UPDATE (8 June 2013): Billabong International Ltd is now on the verge of collapse, with its share price plummeting to 20c (Australian) after the board unexpectedly lifted its trading suspension this week. Parties interested in taking over the company are frustrated with the board’s reluctance to strike a deal. More in The Australian Business.
Billabong International Ltd, the 40-year-old Australian-listed surf and active wear brand owner has experienced a torrid two or three years. Started by surf legend Gordon Merchant in 1973, Billabong embarked on its initial public offering (IPO) in Australia in 2000. Now the race is on to save Billabong.
After its listing Billabong quickly bought trendy sunnies brand Von Zipper in early 2001. Moving into the then-burgeoning skateboarding apparel market, the Element business was also acquired that year. Later, in 2004, the Kustom footwear business was added, among other brand and retail purchases. The Billabong company was becoming a large conglomerate of many different brands with significant exposure to owned retail outlets.
Things were going well.
But after another significant buying spree leading up to 2010, that resulted in Billabong paying top dollar with borrowed money for a range of brands and retailers including RVCA, Nixon, DaKine, Swell and in 2007 Tigerlily and wetsuit maker Xcel, amongst other brands, cash started drying up. The worldwide recessionary economy didn’t help.
The sharks started circling what looked liked an old and ailing surf entity. Offers for the listed company were coming in during early 2012, but founder Merchant wanted a much higher price than purchasers were prepared to pay. An offer from TPG of $3.30 (Australian) was rejected in February 2012. Then the suitors began disappearing, evidently after examining the company’s books.
Lately Billabong International Ltd has steered perilously close to collapse. According to a Bloomberg post on 9 May 2013, “Billabong’s market value has declined 67 percent since Feb. 17, 2012”. (The company’s shares were suspended in early May.)
Now, a week ago, Billabong announced the sale of its Canadian retail business. The West 49 chain was also purchased in 2010 for $99million (Canadian).
Many commentators have opined that the ultimate reason for Billabong’s imminent destruction is a combination of over-ambitious purchases of brands and retail outlets with borrowed money, coupled with a decline in the trendiness and fashionability of the Billabong brand itself.

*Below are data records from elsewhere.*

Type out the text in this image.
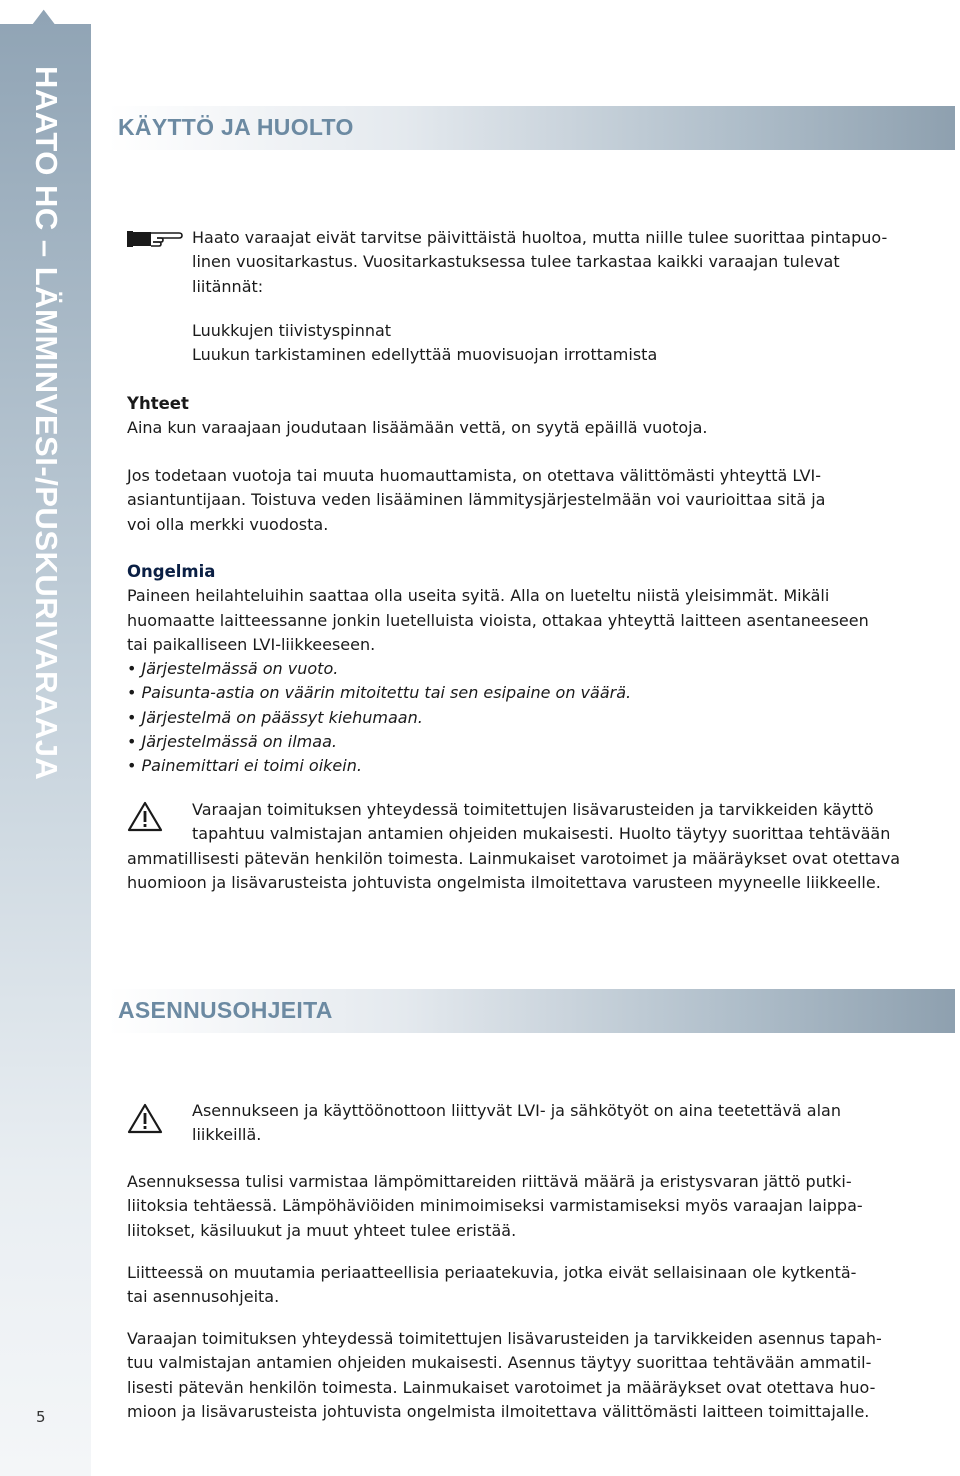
HAATO HC – LÄMMINVESI-/PUSKURIVARAAJA
5
KÄYTTÖ JA HUOLTO
Haato varaajat eivät tarvitse päivittäistä huoltoa, mutta niille tulee suorittaa pintapuo-
linen vuositarkastus. Vuositarkastuksessa tulee tarkastaa kaikki varaajan tulevat
liitännät:
Luukkujen tiivistyspinnat
Luukun tarkistaminen edellyttää muovisuojan irrottamista
Yhteet
Aina kun varaajaan joudutaan lisäämään vettä, on syytä epäillä vuotoja.
Jos todetaan vuotoja tai muuta huomauttamista, on otettava välittömästi yhteyttä LVI-
asiantuntijaan. Toistuva veden lisääminen lämmitysjärjestelmään voi vaurioittaa sitä ja
voi olla merkki vuodosta.
Ongelmia
Paineen heilahteluihin saattaa olla useita syitä. Alla on lueteltu niistä yleisimmät. Mikäli
huomaatte laitteessanne jonkin luetelluista vioista, ottakaa yhteyttä laitteen asentaneeseen
tai paikalliseen LVI-liikkeeseen.
• Järjestelmässä on vuoto.
• Paisunta-astia on väärin mitoitettu tai sen esipaine on väärä.
• Järjestelmä on päässyt kiehumaan.
• Järjestelmässä on ilmaa.
• Painemittari ei toimi oikein.
Varaajan toimituksen yhteydessä toimitettujen lisävarusteiden ja tarvikkeiden käyttö
tapahtuu valmistajan antamien ohjeiden mukaisesti. Huolto täytyy suorittaa tehtävään
ammatillisesti pätevän henkilön toimesta. Lainmukaiset varotoimet ja määräykset ovat otettava
huomioon ja lisävarusteista johtuvista ongelmista ilmoitettava varusteen myyneelle liikkeelle.
ASENNUSOHJEITA
Asennukseen ja käyttöönottoon liittyvät LVI- ja sähkötyöt on aina teetettävä alan
liikkeillä.
Asennuksessa tulisi varmistaa lämpömittareiden riittävä määrä ja eristysvaran jättö putki-
liitoksia tehtäessä. Lämpöhäviöiden minimoimiseksi varmistamiseksi myös varaajan laippa-
liitokset, käsiluukut ja muut yhteet tulee eristää.
Liitteessä on muutamia periaatteellisia periaatekuvia, jotka eivät sellaisinaan ole kytkentä-
tai asennusohjeita.
Varaajan toimituksen yhteydessä toimitettujen lisävarusteiden ja tarvikkeiden asennus tapah-
tuu valmistajan antamien ohjeiden mukaisesti. Asennus täytyy suorittaa tehtävään ammatil-
lisesti pätevän henkilön toimesta. Lainmukaiset varotoimet ja määräykset ovat otettava huo-
mioon ja lisävarusteista johtuvista ongelmista ilmoitettava välittömästi laitteen toimittajalle.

Focus on the core was lost in a relentless pursuit of bolt-on acquisitions.
(As an aside, download a PDF copy of a Billabong turnaround strategy here.)
Can a takeover save Billabong?
Durbanite Paul Naude, a highly regarded surf apparel brand expert, former pro surfer and co-founder (with Durban surf scene legend Mike Larmont and Doug MacDonald) of ZigZag surfing magazine, has been in protracted negotiations to buy Billabong International Ltd in a complicated structure, with the backing of US funders Sycamore Partners.
Naude was head of Billabong’s operations in America, but stepped down as a director of the company to pursue the takeover bid.
The price suitors are prepared to pay for the company has been steadily dropping, with the Naude group now probably only willing to pay 60c (Australian) or less per share. Rumours are also circulating that a no-cash offer, with a capital injection into the business instead, is a real possibility.
In short, even the possible takeover of Billabong is a bit of a mess.
But assuming Naude and Sycamore are successful in gaining control of the company, can this team save Billabong? I think so, but they are going to need a marketing overhaul of significant proportions to save Billabong.
Save Billabong with brand content
To my mind one of the important marketing trends over the last two years that have been missed by the company, pre-occupied with trying to save Billabong with restructuring and readying it for sale, is the rise of digital brand content. But driving brand value with own brand content, especially for a group exposed to youth culture, can save Billabong.
Billabong doesn’t look as if it understands what’s currently happening in marketing communication. Its presence on new micro-video sharing social network Vine, for instance, is haphazard at best and invisible at worst.
It’s probably not something Billabong is unaware of, but the company has not overtly been creating and sharing quality brand content. Certainly not when compared to brand content leader Red Bull Media House. Even following the excellent example set by Burberry in combining style and retail with brand content and commerce on mobile, can’t hurt.
To save Billabong, the brand’s managers can consider using brand content marketing to reinvigorate the core brand. They could follow the following five steps to start:
- Concentrate brand content efforts only on the core Billabong brand and show what makes it special through entertaining board-based action content
- Start slowly, with one core content product focused on a clear positioning essence
- Build out own digital brand content platforms to share this one content offering, especially for mobile consumption
- Use less advertising and more discoverable content
- Don’t be afraid to push boundaries
In this way marketing innovation of a brand content nature can save Billabong.